~••\\Seorang pemuda tampan yatim piatu yang setiap harinya terpaksa memulung barang bekas hanya untuk memenuhi kebutuhan hidupnya sehari hari di tengah kota metropolitan yang keras akan kehidupan ini
Namun entah keberuntungan apa yang menimpanya itu sehingga dia mendapatkan sebuah sistem yang akan mengubah hidupnya 1000°
[Jadi sosok pemuda tampan sekali : [✓]
[Kekayaan Ribuan Triliun atau kuadriliun : [✓]
[MC Tidak Naif : [✓]
[Memiliki Banyak Hypercar kelas dunia : [✓]
[Jadi tokoh puncak pilar dunia : [✓]
[Buat Negara Sendiri : [✓]
POV END ↓↓
Sosok asli dibalik sistem adalah seorang bidadari? dan berasal dari alam keabadian?
lalu bagaimana bisa dia berhubungan dengan teknologi dan alam fana manusia?
Cuzz simak kisahnya
Karya ini diterbitkan atas izin NovelToon “~Cold Boys*”, isi konten hanyalah pandangan pribadi pembuatnya, tidak mewakili NovelToon sendiri
Bab 4. Beli Maidroid & Human Guard Robot
#Note : Robot ini 99% mirip manusia pada umumnya dan memiliki perasaan. bisa makan dan buang air. Yang membedakan robot ini tidak bisa hamil dan membuahi}
“Astaga... Apa lagi lah ini ya ampun,”
“Bisa bisanya ada robot macam ini..... Apa jadinya jika aku menjual robot seperti itu.. Yang pasti para wibu semakin tidak terhindarkan alias wibu semakin di depan,”kata Keivano sambil memijat pelipisnya
“Oke aku beli 1 loli maidroid, 1 anime maidroid, 9 douyin maidroid dan 2 human guard robot,”
“Eits.. Jangan salah paham, aku cuma tidak ingin rumah mewahku sepi kek kuburan.. Siapa tau dengan adanya kedua robot ini rumah mewahku jadi terasa hidup,”ucap Keivano dengan wajah datarnya
[Ding! Membeli 1 Loli Maidroid + 1 Anime Girl Maidroid + 9 Douyin Maidroid + 2 Human Guard Robot. memotong saldo Rp27.000.000.000]
[Ding! Selamat berhasil Membeli 1 Loli Maidroid + 1 Anime Girl Maidroid + 9 Douyin Maidroid + 2 Human Guard Robot]
[Ding!

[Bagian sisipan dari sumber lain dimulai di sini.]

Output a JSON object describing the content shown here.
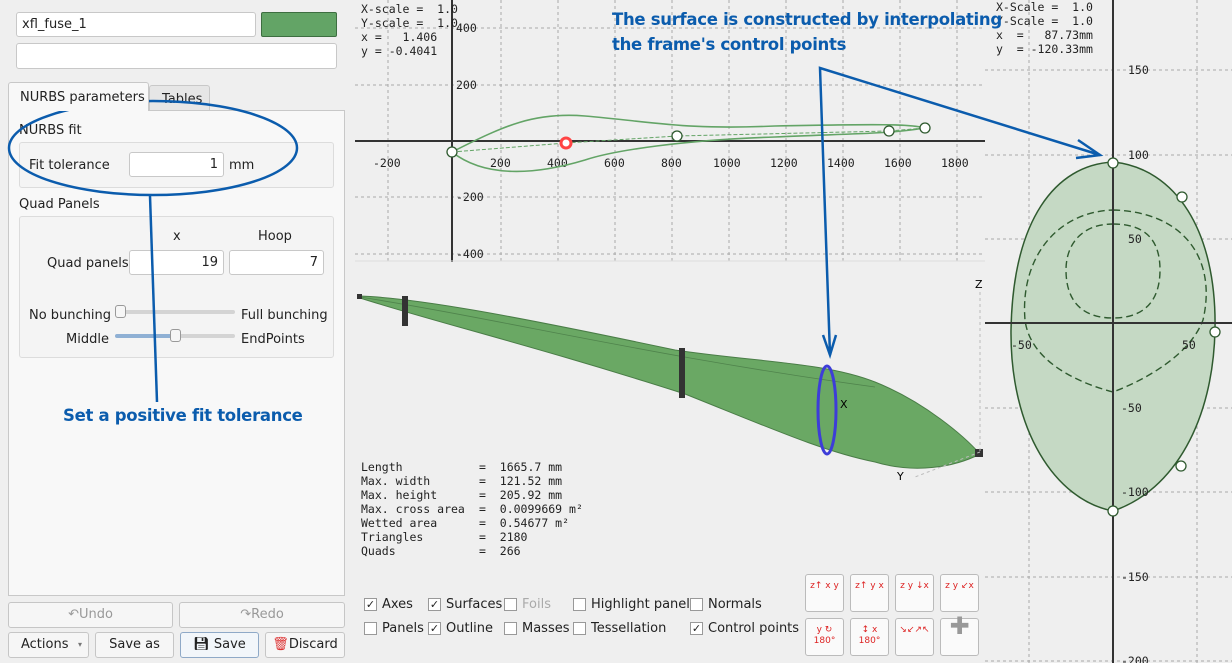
{
  "object": {
    "name": "xfl_fuse_1",
    "description": "",
    "color": "#63a466"
  },
  "tabs": [
    {
      "label": "NURBS parameters",
      "active": true
    },
    {
      "label": "Tables",
      "active": false
    }
  ],
  "nurbs_fit": {
    "title": "NURBS fit",
    "tolerance_label": "Fit tolerance",
    "tolerance_value": "1",
    "unit": "mm"
  },
  "quad_panels": {
    "title": "Quad Panels",
    "col_x": "x",
    "col_hoop": "Hoop",
    "row_label": "Quad panels",
    "x_value": "19",
    "hoop_value": "7",
    "bunching": {
      "left": "No bunching",
      "right": "Full bunching",
      "level": 0
    },
    "distribution": {
      "left": "Middle",
      "right": "EndPoints",
      "level": 0.5
    }
  },
  "buttons": {
    "undo": "Undo",
    "redo": "Redo",
    "actions": "Actions",
    "save_as": "Save as",
    "save": "Save",
    "discard": "Discard"
  },
  "side_view": {
    "xscale": "X-scale =  1.0",
    "yscale": "Y-scale =  1.0",
    "x": "x =   1.406",
    "y": "y = -0.4041",
    "x_ticks": [
      "-200",
      "200",
      "400",
      "600",
      "800",
      "1000",
      "1200",
      "1400",
      "1600",
      "1800"
    ],
    "y_ticks": [
      "400",
      "200",
      "-200",
      "-400"
    ]
  },
  "frame_view": {
    "xscale": "X-Scale =  1.0",
    "yscale": "Y-Scale =  1.0",
    "x": "x  =   87.73mm",
    "y": "y  = -120.33mm",
    "y_ticks": [
      "150",
      "100",
      "50",
      "-50",
      "-100",
      "-150",
      "-200"
    ],
    "x_ticks": [
      "-50",
      "50"
    ]
  },
  "view3d": {
    "axis_labels": [
      "Z",
      "X",
      "Y"
    ],
    "stats": [
      [
        "Length",
        "1665.7 mm"
      ],
      [
        "Max. width",
        "121.52 mm"
      ],
      [
        "Max. height",
        "205.92 mm"
      ],
      [
        "Max. cross area",
        "0.0099669 m²"
      ],
      [
        "Wetted area",
        "0.54677 m²"
      ],
      [
        "Triangles",
        "2180"
      ],
      [
        "Quads",
        "266"
      ]
    ]
  },
  "display_options": [
    {
      "label": "Axes",
      "checked": true
    },
    {
      "label": "Surfaces",
      "checked": true
    },
    {
      "label": "Foils",
      "checked": false,
      "disabled": true
    },
    {
      "label": "Highlight panel",
      "checked": false
    },
    {
      "label": "Normals",
      "checked": false
    },
    {
      "label": "Panels",
      "checked": false
    },
    {
      "label": "Outline",
      "checked": true
    },
    {
      "label": "Masses",
      "checked": false
    },
    {
      "label": "Tessellation",
      "checked": false
    },
    {
      "label": "Control points",
      "checked": true
    }
  ],
  "view_buttons": [
    "front-view-icon",
    "side-view-icon",
    "top-view-icon",
    "iso-view-icon",
    "rotate-y-180-icon",
    "rotate-x-180-icon",
    "reset-view-icon",
    "fit-cross-icon"
  ],
  "annotations": {
    "surface_note_1": "The surface is constructed by interpolating",
    "surface_note_2": "the frame's control points",
    "tolerance_note": "Set a positive fit tolerance"
  },
  "colors": {
    "annotation": "#0b5cad",
    "surface": "#6aa864",
    "highlight_point": "#ff4444"
  }
}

Sisa saldo Rp7.972.139.805.000]
“Langsung letakkan di rumah mewahku sistem dan jalankan sesuai tugasnya”
[Ding! Baik host]
“X one cari kafe terdekat disekitar sini dan berhenti di sana,”
⟨⟨Siap laksanakan⟩⟩
*
*
"SSSSZZZZ...KREKKKK...TIIIIIIIT... ZZZZT... KREK KREK..."
"KKKKRRRZZ... SSSSZZZ... TIIIIITTT... ZZZT... KREKKK KREK..."
"ZZZZKKKK... SSSSRRR... TIIIIIIIT...KREKKK... ZZZT KREK..."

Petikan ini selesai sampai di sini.